こんにちは、チュー太です。
ダイオキシンって、他の分析に比べてずいぶん時間がかかるし、
値段も高い…。
でもそれには理由があるみたい。
ダイオキシンは極微量分析です。どのくらい微量かと言うと、
東京ドームを水で満杯にしたところに、角砂糖を一粒(1g)
入れたときの砂糖の濃度を測っているくらい微量なんです。
こんな極微量の世界だから、時間とコストがかかるわけです。
ちなみにダイオキシンの分析工程をまとめると・・・
となります。非常に簡単に書いてありますが、フローはこんな
感じです。
今回はこのフローの中の抽出部分についてレポートしたいと
思います。
抽出とは試料の中から目的成分(この場合はダイオキシン)を
とり出すことを言います。
例えば、ティーパックにお湯を注いで紅茶を入れると茶色く
なりますよね?
これは、お茶葉から目的成分である紅茶成分をとり出している
ので、一種の抽出なんですよ!
話を戻しまして、単に抽出と言っても、排ガス、灰、土壌、大気、
排水等々、なんと種類ごとに抽出方法が違うんです!
種類ごとに様々な処理をした後、ソックスレー※1で16時間以上
抽出します。
土壌は、乾燥させてからソックスレー抽出します。
他の媒体もマニュアルやJISに則った方法で行っているんです。
使用するガラス器具には番号が付いているので、トレーサビリ
ティ※2がとれます。
また、正確なデータをお客様に提供するため、いつ洗浄したか、
どのような洗浄方法か、どこに片付けたかまで全て記録します。
器具を使う前にも洗浄していますし、分析に使用し洗浄した後は、
雰囲気※3からの汚染がないように保管するのです。
また、ダイオキシンのサンプルを扱う部屋は、外部への汚染を
防ぐため陰圧になっており、さらに低濃度試料用の部屋と、
高濃度試料用の部屋と、機器分析用の部屋とに分かれています。
極微量なので、雰囲気や他試料からの汚染に対し、細心の注意を
払っているのです。
今回はここまで。
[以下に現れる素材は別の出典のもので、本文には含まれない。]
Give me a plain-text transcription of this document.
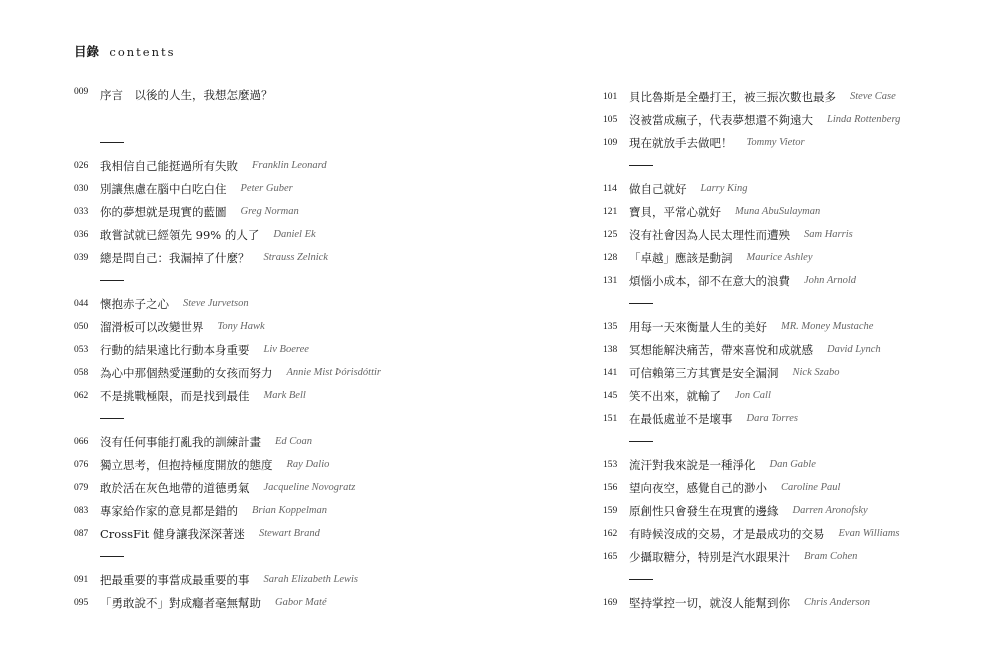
目錄 contents
009	序言　以後的人生，我想怎麼過？
026	我相信自己能挺過所有失敗 Franklin Leonard
030	別讓焦慮在腦中白吃白住 Peter Guber
033	你的夢想就是現實的藍圖 Greg Norman
036	敢嘗試就已經領先 99% 的人了 Daniel Ek
039	總是問自己：我漏掉了什麼？ Strauss Zelnick
044	懷抱赤子之心 Steve Jurvetson
050	溜滑板可以改變世界 Tony Hawk
053	行動的結果遠比行動本身重要 Liv Boeree
058	為心中那個熱愛運動的女孩而努力 Annie Mist Þórisdóttir
062	不是挑戰極限，而是找到最佳 Mark Bell
066	沒有任何事能打亂我的訓練計畫 Ed Coan
076	獨立思考，但抱持極度開放的態度 Ray Dalio
079	敢於活在灰色地帶的道德勇氣 Jacqueline Novogratz
083	專家給作家的意見都是錯的 Brian Koppelman
087	CrossFit 健身讓我深深著迷 Stewart Brand
091	把最重要的事當成最重要的事 Sarah Elizabeth Lewis
095	「勇敢說不」對成癮者毫無幫助 Gabor Maté
101	貝比魯斯是全壘打王，被三振次數也最多 Steve Case
105	沒被當成瘋子，代表夢想還不夠遠大 Linda Rottenberg
109	現在就放手去做吧！ Tommy Vietor
114	做自己就好 Larry King
121	寶貝，平常心就好 Muna AbuSulayman
125	沒有社會因為人民太理性而遭殃 Sam Harris
128	「卓越」應該是動詞 Maurice Ashley
131	煩惱小成本，卻不在意大的浪費 John Arnold
135	用每一天來衡量人生的美好 MR. Money Mustache
138	冥想能解決痛苦，帶來喜悅和成就感 David Lynch
141	可信賴第三方其實是安全漏洞 Nick Szabo
145	笑不出來，就輸了 Jon Call
151	在最低處並不是壞事 Dara Torres
153	流汗對我來說是一種淨化 Dan Gable
156	望向夜空，感覺自己的渺小 Caroline Paul
159	原創性只會發生在現實的邊緣 Darren Aronofsky
162	有時候沒成的交易，才是最成功的交易 Evan Williams
165	少攝取糖分，特別是汽水跟果汁 Bram Cohen
169	堅持掌控一切，就沒人能幫到你 Chris Anderson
次回はクリーンアップ操作では何をしているのか
についてレポートしたいと思います。
※ 1 ソックスレーとは、還流冷却抽出装置のこと。沸騰させ、
気体となった抽出液を冷やすことで、また液体に戻し、
目的成分を抽出させる
※ 2 トレーサビリティとは、跡をたどることができること。
さかのぼって確認できるようにすること。
※ 3 その場をとりまく空気のこと。